2. You never stop learning when gardening
The garden teaches you. If your mind poses a question to the garden, it will not give you a direct answer. Rather, it will challenge you to discover every dimension of the answer. Once you finally figure it out, the discovery will be of a miraculous nature.

3. Gardening takes hard work
When you see a breathtaking painting, you know that someone put countless hours of work into its creation. A garden requires even more labor. You have to work with the raw elements of nature. Insects can become either the garden’s enemy or its friend. As the steward of the garden, you try to balance it all out.

4. Weeding must be painstakingly done by hand
One has to be diligent while constantly pulling weeds, making sure that they do not attempt to choke the life out of the growing plants. Each row has to be nurtured, watered, and carefully spaced at intervals. Seeds have to be carefully planted. The garden has to get the right amount of light and sunshine.

5. A gardener is an engineer
Designed from scratch, a garden’s blueprint is constructed on a parcel of earth.
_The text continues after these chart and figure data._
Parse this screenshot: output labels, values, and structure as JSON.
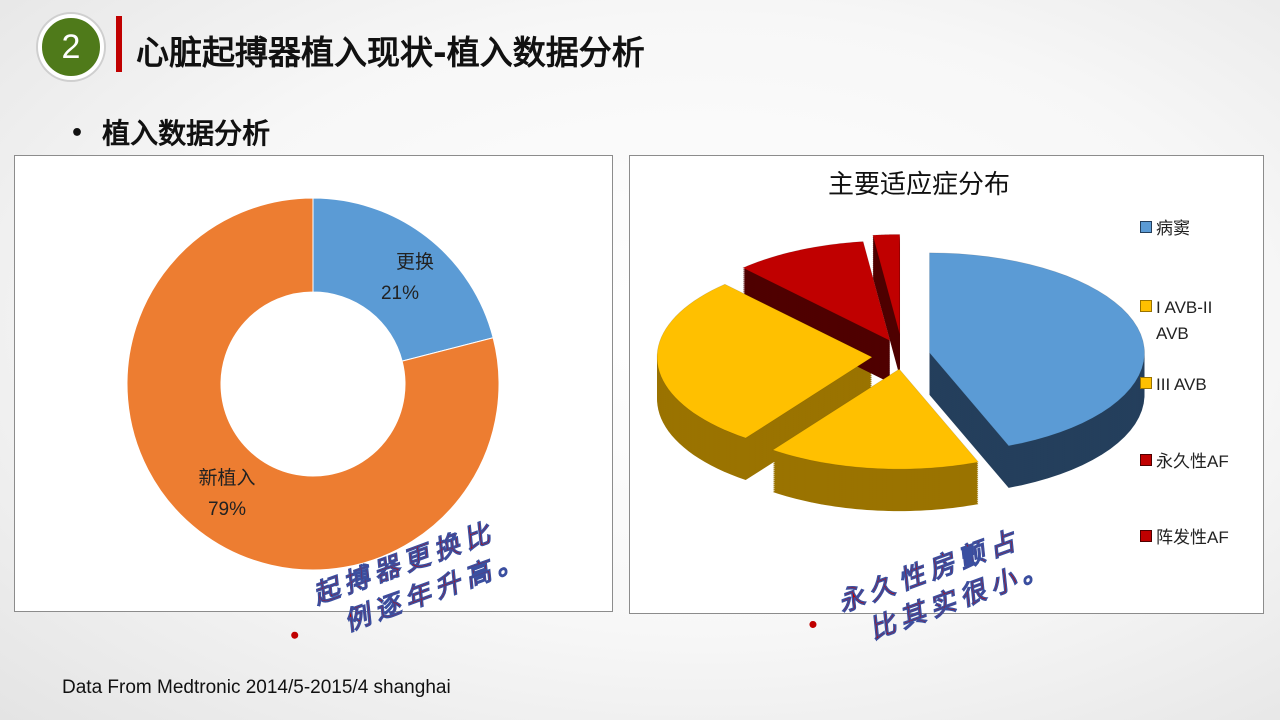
{
  "header": {
    "section_number": "2",
    "title": "心脏起搏器植入现状-植入数据分析"
  },
  "subtitle": {
    "bullet": "•",
    "text": "植入数据分析"
  },
  "footer": "Data From Medtronic 2014/5-2015/4 shanghai",
  "notes": [
    {
      "bullet": "•",
      "line1": "起搏器更换比",
      "line2": "例逐年升高。"
    },
    {
      "bullet": "•",
      "line1": "永久性房颤占",
      "line2": "比其实很小。"
    }
  ],
  "chart_data": [
    {
      "type": "pie",
      "variant": "donut",
      "title": "",
      "categories": [
        "更换",
        "新植入"
      ],
      "values": [
        21,
        79
      ],
      "labels": [
        "21%",
        "79%"
      ],
      "colors": [
        "#5B9BD5",
        "#ED7D31"
      ]
    },
    {
      "type": "pie",
      "variant": "3d-exploded",
      "title": "主要适应症分布",
      "categories": [
        "病窦",
        "I AVB-II AVB",
        "III AVB",
        "永久性AF",
        "阵发性AF"
      ],
      "legend_lines": [
        [
          "病窦"
        ],
        [
          "I AVB-II",
          "AVB"
        ],
        [
          "III AVB"
        ],
        [
          "永久性AF"
        ],
        [
          "阵发性AF"
        ]
      ],
      "values": [
        44,
        16,
        28,
        10,
        2
      ],
      "colors": [
        "#5B9BD5",
        "#FFC000",
        "#FFC000",
        "#C00000",
        "#C00000"
      ],
      "side_colors": [
        "#243F5C",
        "#9A7300",
        "#9A7300",
        "#4F0000",
        "#4F0000"
      ],
      "legend_position": "right"
    }
  ]
}
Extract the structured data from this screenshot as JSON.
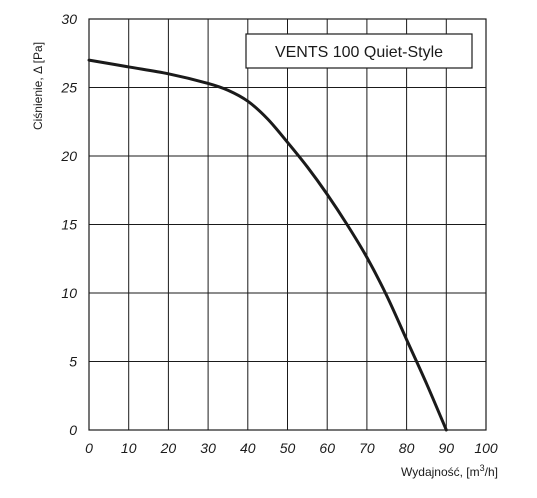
{
  "chart_data": {
    "type": "line",
    "title": "VENTS 100 Quiet-Style",
    "xlabel_main": "Wydajność, [m",
    "xlabel_sup": "3",
    "xlabel_end": "/h]",
    "ylabel": "Ciśnienie, Δ [Pa]",
    "xlim": [
      0,
      100
    ],
    "ylim": [
      0,
      30
    ],
    "x_ticks": [
      0,
      10,
      20,
      30,
      40,
      50,
      60,
      70,
      80,
      90,
      100
    ],
    "y_ticks": [
      0,
      5,
      10,
      15,
      20,
      25,
      30
    ],
    "grid": true,
    "series": [
      {
        "x": [
          0,
          10,
          20,
          30,
          35,
          40,
          45,
          50,
          55,
          60,
          65,
          70,
          75,
          80,
          85,
          90
        ],
        "y": [
          27,
          26.5,
          26,
          25.3,
          24.8,
          24,
          22.7,
          21,
          19.2,
          17.2,
          15,
          12.6,
          9.8,
          6.6,
          3.4,
          0
        ]
      }
    ],
    "line_color": "#1a1a1a"
  }
}
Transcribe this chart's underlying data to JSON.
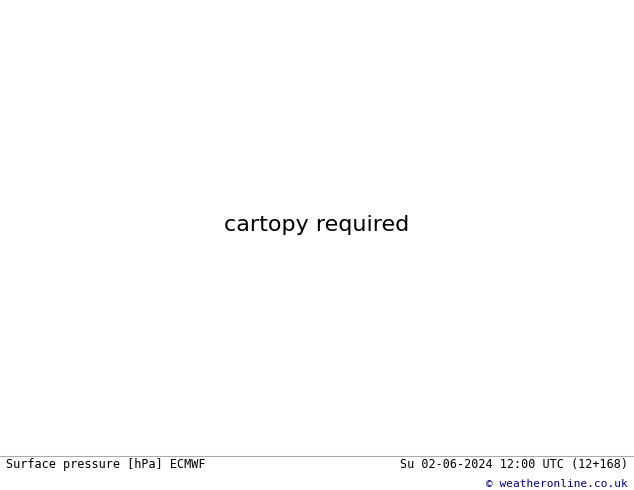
{
  "title_left": "Surface pressure [hPa] ECMWF",
  "title_right": "Su 02-06-2024 12:00 UTC (12+168)",
  "copyright": "© weatheronline.co.uk",
  "fig_width": 6.34,
  "fig_height": 4.9,
  "ocean_color": "#e8e8e8",
  "land_color": "#b8e090",
  "border_color": "#808060",
  "blue_isobar_color": "#0000dd",
  "black_isobar_color": "#000000",
  "red_isobar_color": "#cc0000",
  "footer_bg": "#ffffff",
  "footer_line_color": "#aaaaaa"
}
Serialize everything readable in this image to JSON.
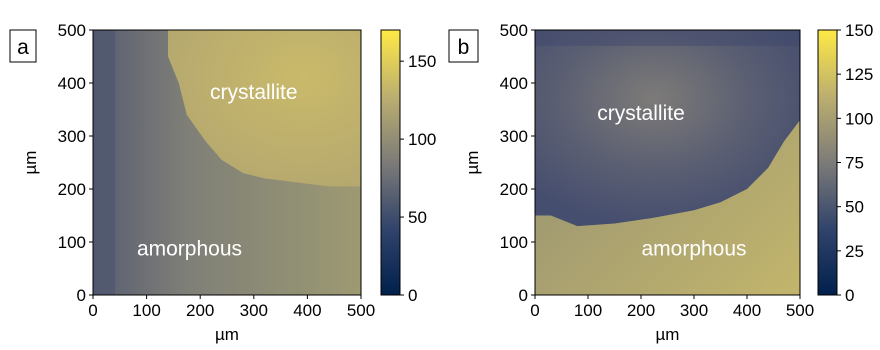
{
  "chart_data": [
    {
      "type": "heatmap",
      "panel_label": "a",
      "xlabel": "µm",
      "ylabel": "µm",
      "xlim": [
        0,
        500
      ],
      "ylim": [
        0,
        500
      ],
      "xticks": [
        "0",
        "100",
        "200",
        "300",
        "400",
        "500"
      ],
      "yticks": [
        "0",
        "100",
        "200",
        "300",
        "400",
        "500"
      ],
      "annotations": [
        {
          "text": "crystallite",
          "x": 300,
          "y": 370
        },
        {
          "text": "amorphous",
          "x": 180,
          "y": 75
        }
      ],
      "colorbar": {
        "min": 0,
        "max": 170,
        "colormap": "cividis",
        "tick_values": [
          0,
          50,
          100,
          150
        ],
        "ticks": [
          "0",
          "50",
          "100",
          "150"
        ]
      },
      "regions": [
        {
          "name": "crystallite",
          "value": 118
        },
        {
          "name": "amorphous",
          "value": 72
        }
      ]
    },
    {
      "type": "heatmap",
      "panel_label": "b",
      "xlabel": "µm",
      "ylabel": "µm",
      "xlim": [
        0,
        500
      ],
      "ylim": [
        0,
        500
      ],
      "xticks": [
        "0",
        "100",
        "200",
        "300",
        "400",
        "500"
      ],
      "yticks": [
        "0",
        "100",
        "200",
        "300",
        "400",
        "500"
      ],
      "annotations": [
        {
          "text": "crystallite",
          "x": 200,
          "y": 330
        },
        {
          "text": "amorphous",
          "x": 300,
          "y": 75
        }
      ],
      "colorbar": {
        "min": 0,
        "max": 150,
        "colormap": "cividis",
        "tick_values": [
          0,
          25,
          50,
          75,
          100,
          125,
          150
        ],
        "ticks": [
          "0",
          "25",
          "50",
          "75",
          "100",
          "125",
          "150"
        ]
      },
      "regions": [
        {
          "name": "crystallite",
          "value": 60
        },
        {
          "name": "amorphous",
          "value": 112
        }
      ]
    }
  ]
}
It’s construction requires the gardener to take on many roles. A gardening school could never really teach you every facet of the art of gardening; a lot of it is learned through trial and error. Most of what you ultimately discover will be self-taught. After you make your mistakes and learn along the way, you will become a master of your garden. Like it did for me, the process of creating, growing, and tending to your garden might just change how you show up in your life. 

When he was 16, Bobby Bostic was sentenced to 240 years in prison. Recently, the United States Supreme Court ruled that juveniles who were under the age of 18 when they committed crimes cannot be sentenced to life in prison and must get a new sentencing hearing. “So now I have a chance for freedom, as well,” Bostic says.